All good ideas do not work as expected. Take "Greek fire," an incendiary substance made by mixing phosphorous with bisulfide of carbon, an extremely unstable combination. During the siege of Charleston, South Carolina, in the summer of 1863, the Federals tried filling artillery shells containing Greek fire. They hoped the shells would explode once they struck a house, church, or store. The cannon they first experimented with was "the Swamp Angel," a giant Parrott rifle with an eight-inch bore that fired two-hundred-pound shells.

The Federals set up the cannon in a swamp on James Island several mils from downtown Charleston, an engineering feat in itself considering the swamp's mud.

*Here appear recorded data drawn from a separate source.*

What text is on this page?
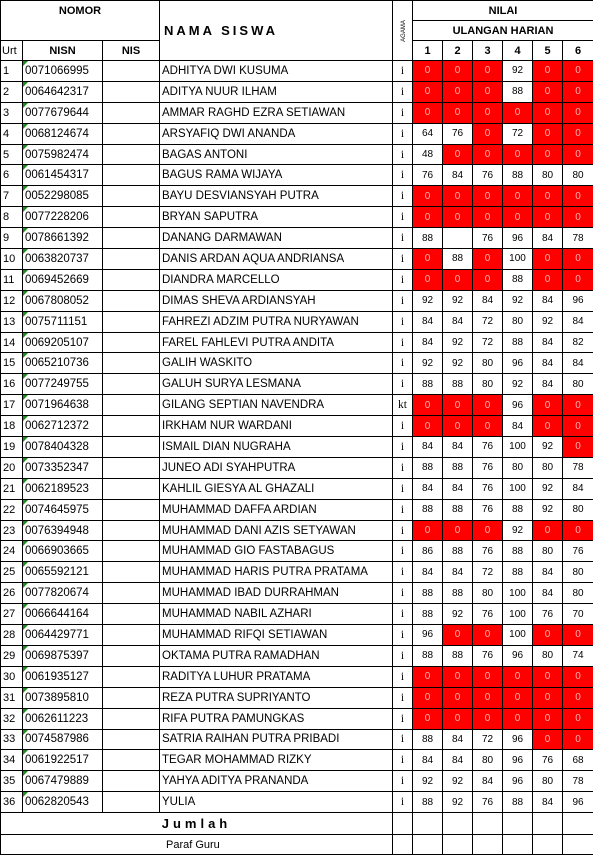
NOMOR			NAMA SISWA	AGAMA	NILAI					
					ULANGAN HARIAN					
Urt	NISN	NIS			1	2	3	4	5	6
1	0071066995		ADHITYA DWI KUSUMA	i	0	0	0	92	0	0
2	0064642317		ADITYA NUUR ILHAM	i	0	0	0	88	0	0
3	0077679644		AMMAR RAGHD EZRA SETIAWAN	i	0	0	0	0	0	0
4	0068124674		ARSYAFIQ DWI ANANDA	i	64	76	0	72	0	0
5	0075982474		BAGAS ANTONI	i	48	0	0	0	0	0
6	0061454317		BAGUS RAMA WIJAYA	i	76	84	76	88	80	80
7	0052298085		BAYU DESVIANSYAH PUTRA	i	0	0	0	0	0	0
8	0077228206		BRYAN SAPUTRA	i	0	0	0	0	0	0
9	0078661392		DANANG DARMAWAN	i	88		76	96	84	78
10	0063820737		DANIS ARDAN AQUA ANDRIANSA	i	0	88	0	100	0	0
11	0069452669		DIANDRA MARCELLO	i	0	0	0	88	0	0
12	0067808052		DIMAS SHEVA ARDIANSYAH	i	92	92	84	92	84	96
13	0075711151		FAHREZI ADZIM PUTRA NURYAWAN	i	84	84	72	80	92	84
14	0069205107		FAREL FAHLEVI PUTRA ANDITA	i	84	92	72	88	84	82
15	0065210736		GALIH WASKITO	i	92	92	80	96	84	84
16	0077249755		GALUH SURYA LESMANA	i	88	88	80	92	84	80
17	0071964638		GILANG SEPTIAN NAVENDRA	kt	0	0	0	96	0	0
18	0062712372		IRKHAM NUR WARDANI	i	0	0	0	84	0	0
19	0078404328		ISMAIL DIAN NUGRAHA	i	84	84	76	100	92	0
20	0073352347		JUNEO ADI SYAHPUTRA	i	88	88	76	80	80	78
21	0062189523		KAHLIL GIESYA AL GHAZALI	i	84	84	76	100	92	84
22	0074645975		MUHAMMAD DAFFA ARDIAN	i	88	88	76	88	92	80
23	0076394948		MUHAMMAD DANI AZIS SETYAWAN	i	0	0	0	92	0	0
24	0066903665		MUHAMMAD GIO FASTABAGUS	i	86	88	76	88	80	76
25	0065592121		MUHAMMAD HARIS PUTRA PRATAMA	i	84	84	72	88	84	80
26	0077820674		MUHAMMAD IBAD DURRAHMAN	i	88	88	80	100	84	80
27	0066644164		MUHAMMAD NABIL AZHARI	i	88	92	76	100	76	70
28	0064429771		MUHAMMAD RIFQI SETIAWAN	i	96	0	0	100	0	0
29	0069875397		OKTAMA PUTRA RAMADHAN	i	88	88	76	96	80	74
30	0061935127		RADITYA LUHUR PRATAMA	i	0	0	0	0	0	0
31	0073895810		REZA PUTRA SUPRIYANTO	i	0	0	0	0	0	0
32	0062611223		RIFA PUTRA PAMUNGKAS	i	0	0	0	0	0	0
33	0074587986		SATRIA RAIHAN PUTRA PRIBADI	i	88	84	72	96	0	0
34	0061922517		TEGAR MOHAMMAD RIZKY	i	84	84	80	96	76	68
35	0067479889		YAHYA ADITYA PRANANDA	i	92	92	84	96	80	78
36	0062820543		YULIA	i	88	92	76	88	84	96
Jumlah										
Paraf Guru										
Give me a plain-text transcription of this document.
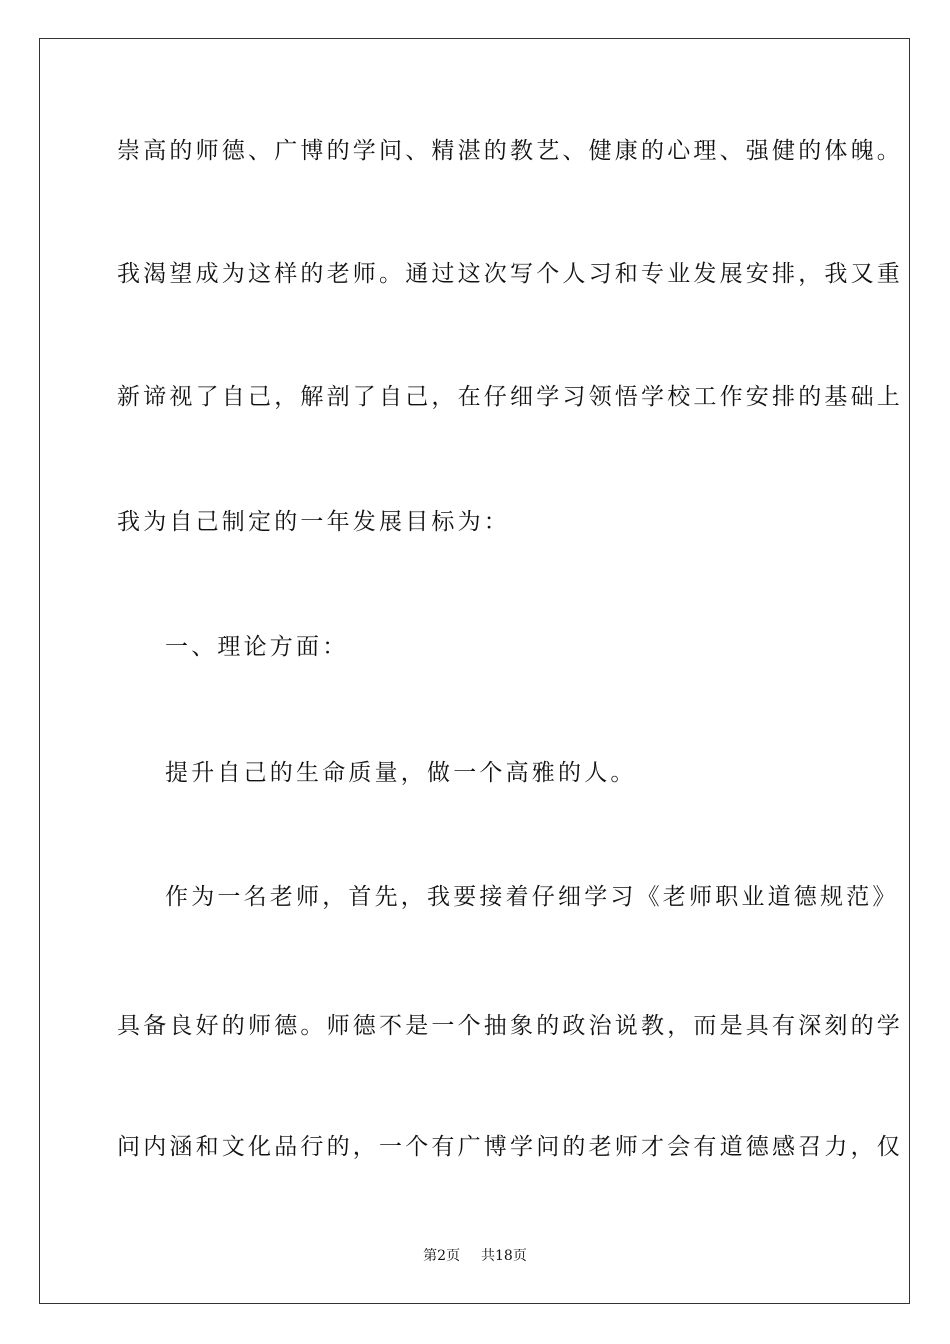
崇高的师德、广博的学问、精湛的教艺、健康的心理、强健的体魄。
我渴望成为这样的老师。通过这次写个人习和专业发展安排，我又重
新谛视了自己，解剖了自己，在仔细学习领悟学校工作安排的基础上
我为自己制定的一年发展目标为：
一、理论方面：
提升自己的生命质量，做一个高雅的人。
作为一名老师，首先，我要接着仔细学习《老师职业道德规范》
具备良好的师德。师德不是一个抽象的政治说教，而是具有深刻的学
问内涵和文化品行的，一个有广博学问的老师才会有道德感召力，仅
第2页 共18页
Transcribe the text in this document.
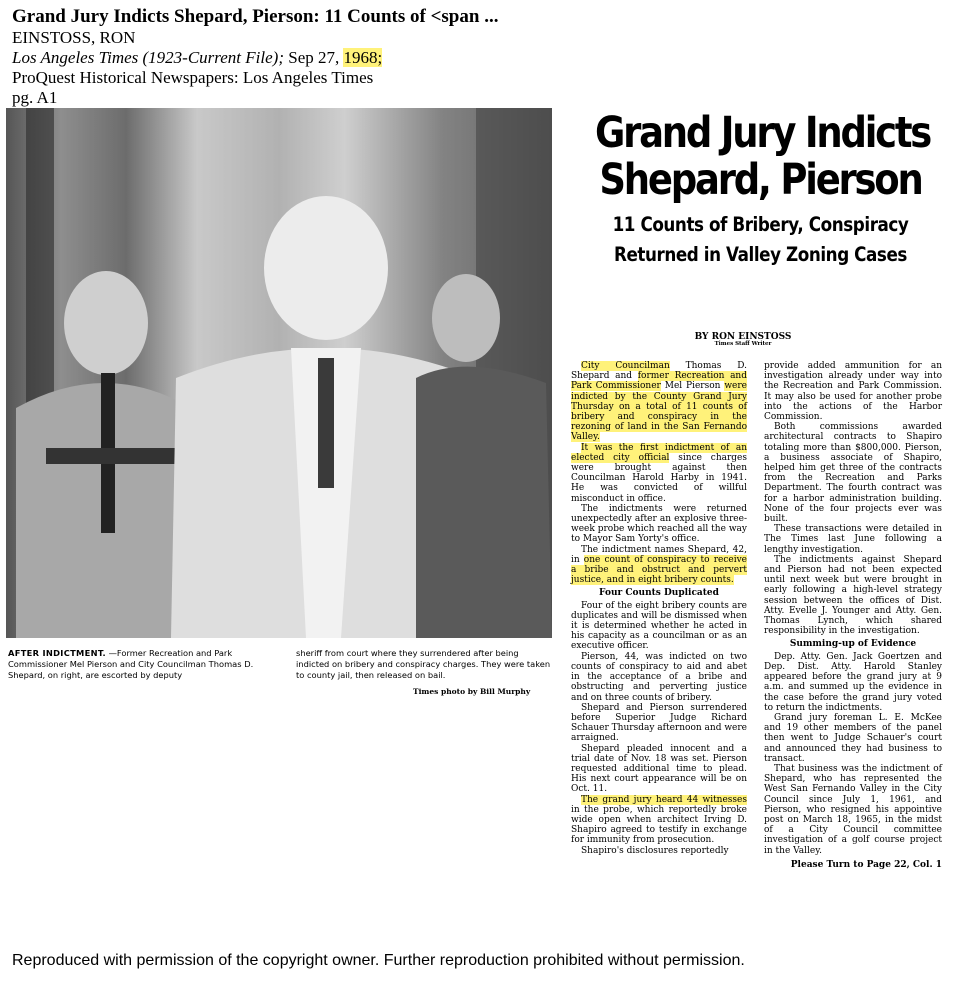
Grand Jury Indicts Shepard, Pierson: 11 Counts of <span ...
EINSTOSS, RON
Los Angeles Times (1923-Current File); Sep 27, 1968;
ProQuest Historical Newspapers: Los Angeles Times
pg. A1
AFTER INDICTMENT. —Former Recreation and Park Commissioner Mel Pierson and City Councilman Thomas D. Shepard, on right, are escorted by deputy
sheriff from court where they surrendered after being indicted on bribery and conspiracy charges. They were taken to county jail, then released on bail.
Times photo by Bill Murphy
Grand Jury Indicts
Shepard, Pierson
11 Counts of Bribery, Conspiracy
Returned in Valley Zoning Cases
BY RON EINSTOSS
Times Staff Writer

City Councilman Thomas D. Shepard and former Recreation and Park Commissioner Mel Pierson were indicted by the County Grand Jury Thursday on a total of 11 counts of bribery and conspiracy in the rezoning of land in the San Fernando Valley.

It was the first indictment of an elected city official since charges were brought against then Councilman Harold Harby in 1941. He was convicted of willful misconduct in office.

The indictments were returned unexpectedly after an explosive three-week probe which reached all the way to Mayor Sam Yorty's office.

The indictment names Shepard, 42, in one count of conspiracy to receive a bribe and obstruct and pervert justice, and in eight bribery counts.

Four Counts Duplicated

Four of the eight bribery counts are duplicates and will be dismissed when it is determined whether he acted in his capacity as a councilman or as an executive officer.

Pierson, 44, was indicted on two counts of conspiracy to aid and abet in the acceptance of a bribe and obstructing and perverting justice and on three counts of bribery.

Shepard and Pierson surrendered before Superior Judge Richard Schauer Thursday afternoon and were arraigned.

Shepard pleaded innocent and a trial date of Nov. 18 was set. Pierson requested additional time to plead. His next court appearance will be on Oct. 11.

The grand jury heard 44 witnesses in the probe, which reportedly broke wide open when architect Irving D. Shapiro agreed to testify in exchange for immunity from prosecution.

Shapiro's disclosures reportedly

provide added ammunition for an investigation already under way into the Recreation and Park Commission. It may also be used for another probe into the actions of the Harbor Commission.

Both commissions awarded architectural contracts to Shapiro totaling more than $800,000. Pierson, a business associate of Shapiro, helped him get three of the contracts from the Recreation and Parks Department. The fourth contract was for a harbor administration building. None of the four projects ever was built.

These transactions were detailed in The Times last June following a lengthy investigation.

The indictments against Shepard and Pierson had not been expected until next week but were brought in early following a high-level strategy session between the offices of Dist. Atty. Evelle J. Younger and Atty. Gen. Thomas Lynch, which shared responsibility in the investigation.

Summing-up of Evidence

Dep. Atty. Gen. Jack Goertzen and Dep. Dist. Atty. Harold Stanley appeared before the grand jury at 9 a.m. and summed up the evidence in the case before the grand jury voted to return the indictments.

Grand jury foreman L. E. McKee and 19 other members of the panel then went to Judge Schauer's court and announced they had business to transact.

That business was the indictment of Shepard, who has represented the West San Fernando Valley in the City Council since July 1, 1961, and Pierson, who resigned his appointive post on March 18, 1965, in the midst of a City Council committee investigation of a golf course project in the Valley.

Please Turn to Page 22, Col. 1

Reproduced with permission of the copyright owner. Further reproduction prohibited without permission.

The Swamp Angel blew upon the thirty-sixth round when Greek fire inside the shell exploded as the powder charge for the shell ignited. Avery expensive cannon that had taken weeks to place was ruined thanks to experimentation with an unstable substance.

The Confederates did not have much better luck with Greek fire. On November 24, 1864, eight Confederate spies journeyed to New York City with a supply of the stuff. Their plan was to set fire to the entire city by igniting the Greek fire at their hotels and selected other sites such as P. T. Barnum's museum.

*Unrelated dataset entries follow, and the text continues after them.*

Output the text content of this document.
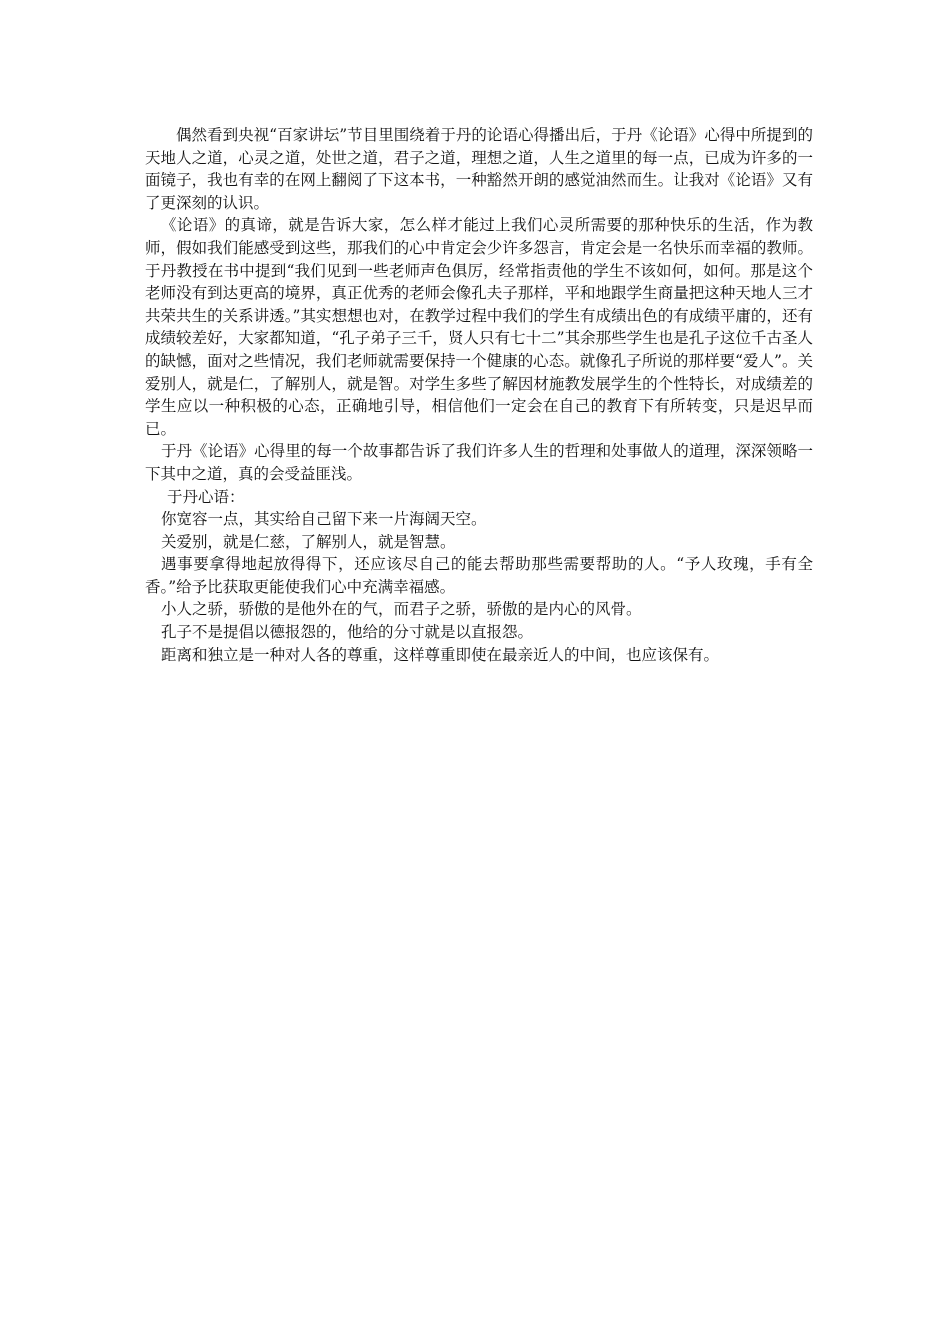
偶然看到央视“百家讲坛”节目里围绕着于丹的论语心得播出后，于丹《论语》心得中所提到的天地人之道，心灵之道，处世之道，君子之道，理想之道，人生之道里的每一点，已成为许多的一面镜子，我也有幸的在网上翻阅了下这本书，一种豁然开朗的感觉油然而生。让我对《论语》又有了更深刻的认识。

《论语》的真谛，就是告诉大家，怎么样才能过上我们心灵所需要的那种快乐的生活，作为教师，假如我们能感受到这些，那我们的心中肯定会少许多怨言，肯定会是一名快乐而幸福的教师。于丹教授在书中提到“我们见到一些老师声色俱厉，经常指责他的学生不该如何，如何。那是这个老师没有到达更高的境界，真正优秀的老师会像孔夫子那样，平和地跟学生商量把这种天地人三才共荣共生的关系讲透。”其实想想也对，在教学过程中我们的学生有成绩出色的有成绩平庸的，还有成绩较差好，大家都知道，“孔子弟子三千，贤人只有七十二”其余那些学生也是孔子这位千古圣人的缺憾，面对之些情况，我们老师就需要保持一个健康的心态。就像孔子所说的那样要“爱人”。关爱别人，就是仁，了解别人，就是智。对学生多些了解因材施教发展学生的个性特长，对成绩差的学生应以一种积极的心态，正确地引导，相信他们一定会在自己的教育下有所转变，只是迟早而已。

于丹《论语》心得里的每一个故事都告诉了我们许多人生的哲理和处事做人的道理，深深领略一下其中之道，真的会受益匪浅。

于丹心语：

你宽容一点，其实给自己留下来一片海阔天空。

关爱别，就是仁慈，了解别人，就是智慧。

遇事要拿得地起放得得下，还应该尽自己的能去帮助那些需要帮助的人。“予人玫瑰，手有全香。”给予比获取更能使我们心中充满幸福感。

小人之骄，骄傲的是他外在的气，而君子之骄，骄傲的是内心的风骨。

孔子不是提倡以德报怨的，他给的分寸就是以直报怨。

距离和独立是一种对人各的尊重，这样尊重即使在最亲近人的中间，也应该保有。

The Greek fire ignited just fine, but the eight men had apparently never taken a chemistry course. They did not know that fires need oxygen to burn and spread. Concerned with the chilly temperatures in New York that November, they did not open their hotel-room windows on the night of the plot. Their fires burned so slowly that other guests were able to put them out before the hotels caught. Only the Barnum museum burned, and no one was harmed in the fire.

Had the Confederates studied how to use their weapon, they might have create the worst fire in American history.

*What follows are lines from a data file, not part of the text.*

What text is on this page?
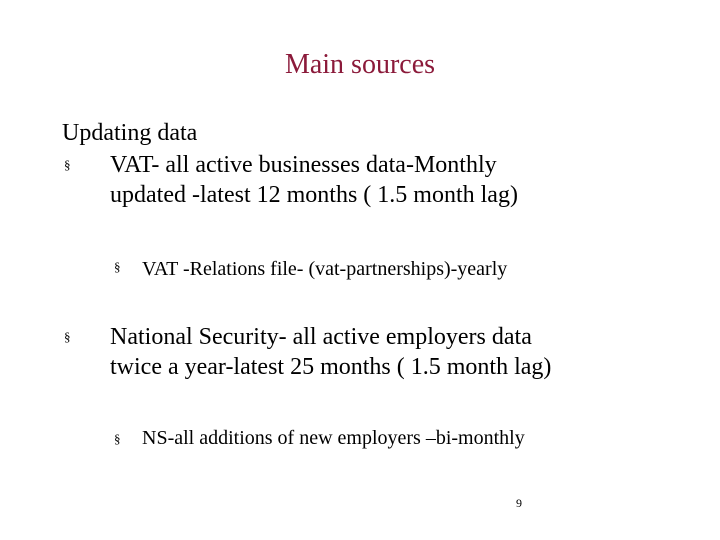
Main sources
Updating data
§ VAT- all active businesses data-Monthly
updated -latest 12 months ( 1.5 month lag)
§ VAT -Relations file- (vat-partnerships)-yearly
§ National Security- all active employers data
twice a year-latest 25 months ( 1.5 month lag)
§ NS-all additions of new employers –bi-monthly
9
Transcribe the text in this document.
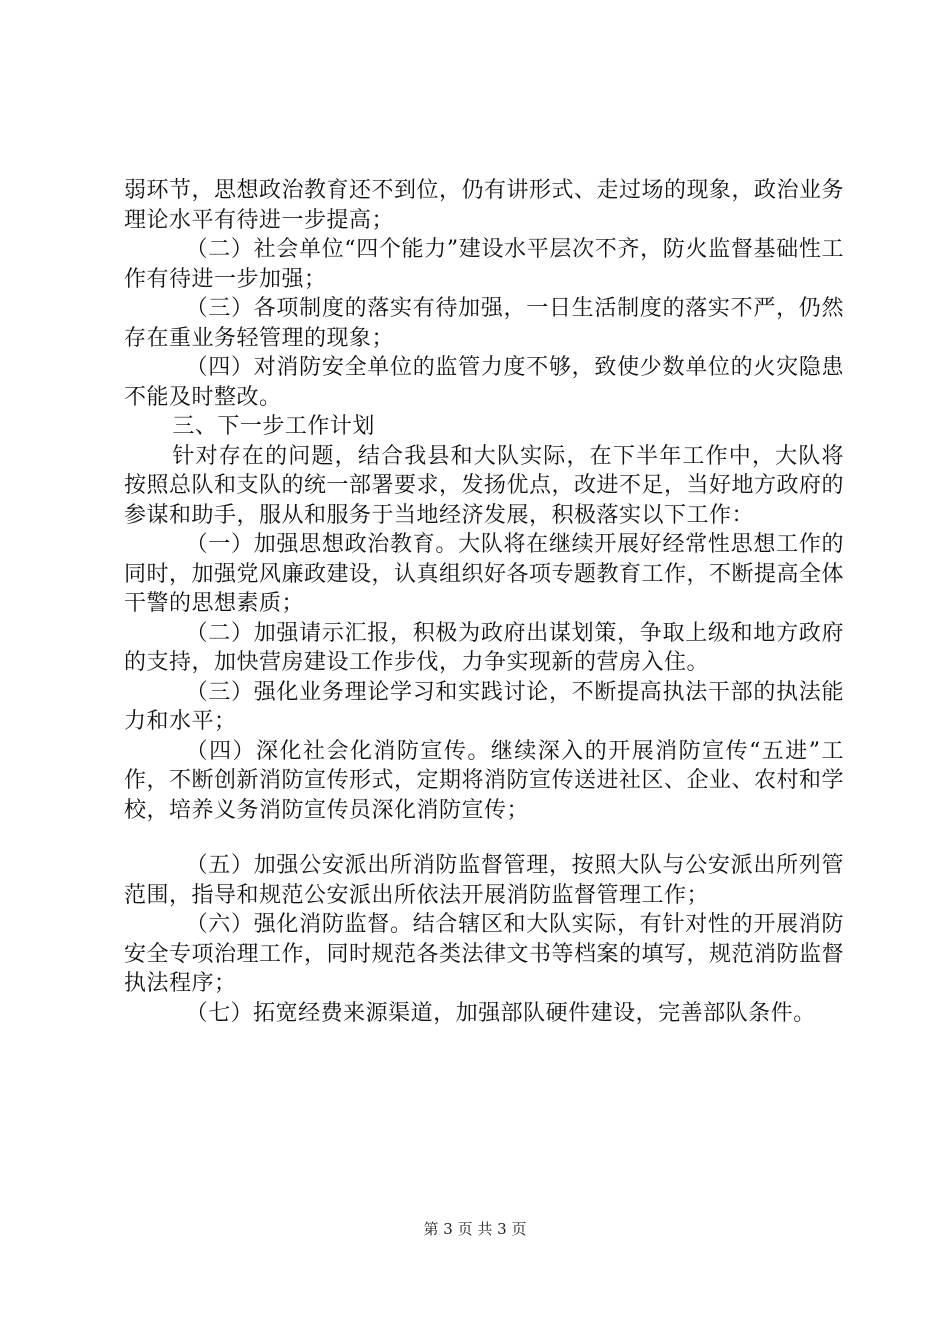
弱环节，思想政治教育还不到位，仍有讲形式、走过场的现象，政治业务理论水平有待进一步提高；

（二）社会单位“四个能力”建设水平层次不齐，防火监督基础性工作有待进一步加强；

（三）各项制度的落实有待加强，一日生活制度的落实不严，仍然存在重业务轻管理的现象；

（四）对消防安全单位的监管力度不够，致使少数单位的火灾隐患不能及时整改。

三、下一步工作计划

针对存在的问题，结合我县和大队实际，在下半年工作中，大队将按照总队和支队的统一部署要求，发扬优点，改进不足，当好地方政府的参谋和助手，服从和服务于当地经济发展，积极落实以下工作：

（一）加强思想政治教育。大队将在继续开展好经常性思想工作的同时，加强党风廉政建设，认真组织好各项专题教育工作，不断提高全体干警的思想素质；

（二）加强请示汇报，积极为政府出谋划策，争取上级和地方政府的支持，加快营房建设工作步伐，力争实现新的营房入住。

（三）强化业务理论学习和实践讨论，不断提高执法干部的执法能力和水平；

（四）深化社会化消防宣传。继续深入的开展消防宣传“五进”工作，不断创新消防宣传形式，定期将消防宣传送进社区、企业、农村和学校，培养义务消防宣传员深化消防宣传；

（五）加强公安派出所消防监督管理，按照大队与公安派出所列管范围，指导和规范公安派出所依法开展消防监督管理工作；

（六）强化消防监督。结合辖区和大队实际，有针对性的开展消防安全专项治理工作，同时规范各类法律文书等档案的填写，规范消防监督执法程序；

（七）拓宽经费来源渠道，加强部队硬件建设，完善部队条件。

第 3 页 共 3 页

Ok, so in the sixth post I questioned if the cannon was the Swamp Angel, this seems to confirm that. Johnson also adds a third element to the list of the Greek fire cocktail. Bisulfide of carbon. Could this be another name for carbon disulfide? If so, then this would explain why Headley's description said the Greek fire looked like water as carbon disulfide is a colorless liquid.

However, there are some contradictions with other sources. Namely Garrison's Civil War Schemes and Plots. According to that source the Saint Nicholas hotel was destroyed by fire and the fires in the Astor, the Metropolitan, and the Belmont were either contained to a single room or to a floor. Of course on these last three their not an entire hotel catching fire and Johnson probably meant the entire hotel catching fire. But the one source claims it was destroyed by fire on the night of the plot and the other says no hotel caught.